VLMs on Kiara#

In this notebook we will use vision language models on yet experimental LLM infrastructure infrastructure. To use it, you must enter two enviroment variables KIARA_API_KEY and KIARA_LLM_SERVER.

from skimage.io import imread
import stackview
from image_utilities import numpy_to_bytestream
import base64
from stackview._image_widget import _img_to_rgb

Example images#

First we load a natural image

The LLava model is capable of describing images via the ollama API.

def prompt_kiara(prompt:str, image, model="vllm-llama-4-scout-17b-16e-instruct"):
    """A prompt helper function that sends a message to the llm service provider
    and returns only the text response.
    """
    import os
    import openai
    
    rgb_image = _img_to_rgb(image)
    byte_stream = numpy_to_bytestream(rgb_image)
    base64_image = base64.b64encode(byte_stream).decode('utf-8')
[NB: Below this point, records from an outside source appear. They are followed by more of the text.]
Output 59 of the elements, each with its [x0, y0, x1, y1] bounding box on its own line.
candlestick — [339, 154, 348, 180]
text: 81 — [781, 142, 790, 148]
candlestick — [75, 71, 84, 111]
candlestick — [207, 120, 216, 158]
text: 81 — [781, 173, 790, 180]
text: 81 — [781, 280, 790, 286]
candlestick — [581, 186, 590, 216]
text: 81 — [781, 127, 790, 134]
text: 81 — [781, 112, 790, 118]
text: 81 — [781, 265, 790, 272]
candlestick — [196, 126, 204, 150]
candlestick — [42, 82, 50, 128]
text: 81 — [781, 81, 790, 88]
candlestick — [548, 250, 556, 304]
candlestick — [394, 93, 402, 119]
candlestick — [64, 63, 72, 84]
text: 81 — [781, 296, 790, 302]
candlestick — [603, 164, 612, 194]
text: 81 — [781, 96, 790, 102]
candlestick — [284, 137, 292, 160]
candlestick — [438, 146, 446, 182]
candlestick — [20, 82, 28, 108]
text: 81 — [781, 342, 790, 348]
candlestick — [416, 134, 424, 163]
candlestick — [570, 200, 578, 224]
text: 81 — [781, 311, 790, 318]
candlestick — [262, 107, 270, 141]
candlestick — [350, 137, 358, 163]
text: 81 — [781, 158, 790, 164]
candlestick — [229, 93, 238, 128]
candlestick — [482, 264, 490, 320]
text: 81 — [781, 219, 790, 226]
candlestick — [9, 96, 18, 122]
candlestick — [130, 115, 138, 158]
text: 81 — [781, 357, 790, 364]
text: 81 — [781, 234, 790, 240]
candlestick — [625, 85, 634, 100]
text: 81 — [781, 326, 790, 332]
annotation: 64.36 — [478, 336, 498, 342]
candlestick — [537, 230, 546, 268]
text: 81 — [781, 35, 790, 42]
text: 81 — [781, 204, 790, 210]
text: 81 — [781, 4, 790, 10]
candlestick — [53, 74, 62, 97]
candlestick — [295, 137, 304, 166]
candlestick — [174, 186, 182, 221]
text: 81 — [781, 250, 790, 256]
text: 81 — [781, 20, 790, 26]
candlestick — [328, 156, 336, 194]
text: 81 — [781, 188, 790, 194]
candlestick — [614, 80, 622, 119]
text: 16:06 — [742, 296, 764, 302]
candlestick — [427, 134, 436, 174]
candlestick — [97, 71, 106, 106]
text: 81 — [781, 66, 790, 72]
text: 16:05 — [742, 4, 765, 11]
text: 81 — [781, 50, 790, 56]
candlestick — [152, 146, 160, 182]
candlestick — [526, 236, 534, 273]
    message = [{"role": "user", "content": [
        {"type": "text", "text": prompt},
        {
        "type": "image_url",
        "image_url": {
            "url": f"data:image/jpeg;base64,{base64_image}"
        }
    }]}]
        
    # setup connection to the LLM
    client = openai.OpenAI(
        base_url=os.environ.get('KIARA_LLM_SERVER') + "api/",
        api_key=os.environ.get('KIARA_API_KEY')
    )
    
    # submit prompt
    response = client.chat.completions.create(
        model=model,
        messages=message
    )
    
    # extract answer
    return response.choices[0].message.content
image = imread("data/real_cat.png")
stackview.insight(image)
shape(512, 512, 3)
dtypeuint8
size768.0 kB
min0
max255
prompt_kiara("what's in this image?", image)
'The image shows a black and white cat standing on a table next to a white device that appears to be a digital microscope. The cat is facing to the right, with its tail extending behind it. The device has a white body with black knobs and a small camera on top. It sits on a light-colored wooden table, with a red fabric object partially visible to the right. The background features a white wall with a textured surface.'

Exercise#

Load the MRI dataset and ask LLava about the image.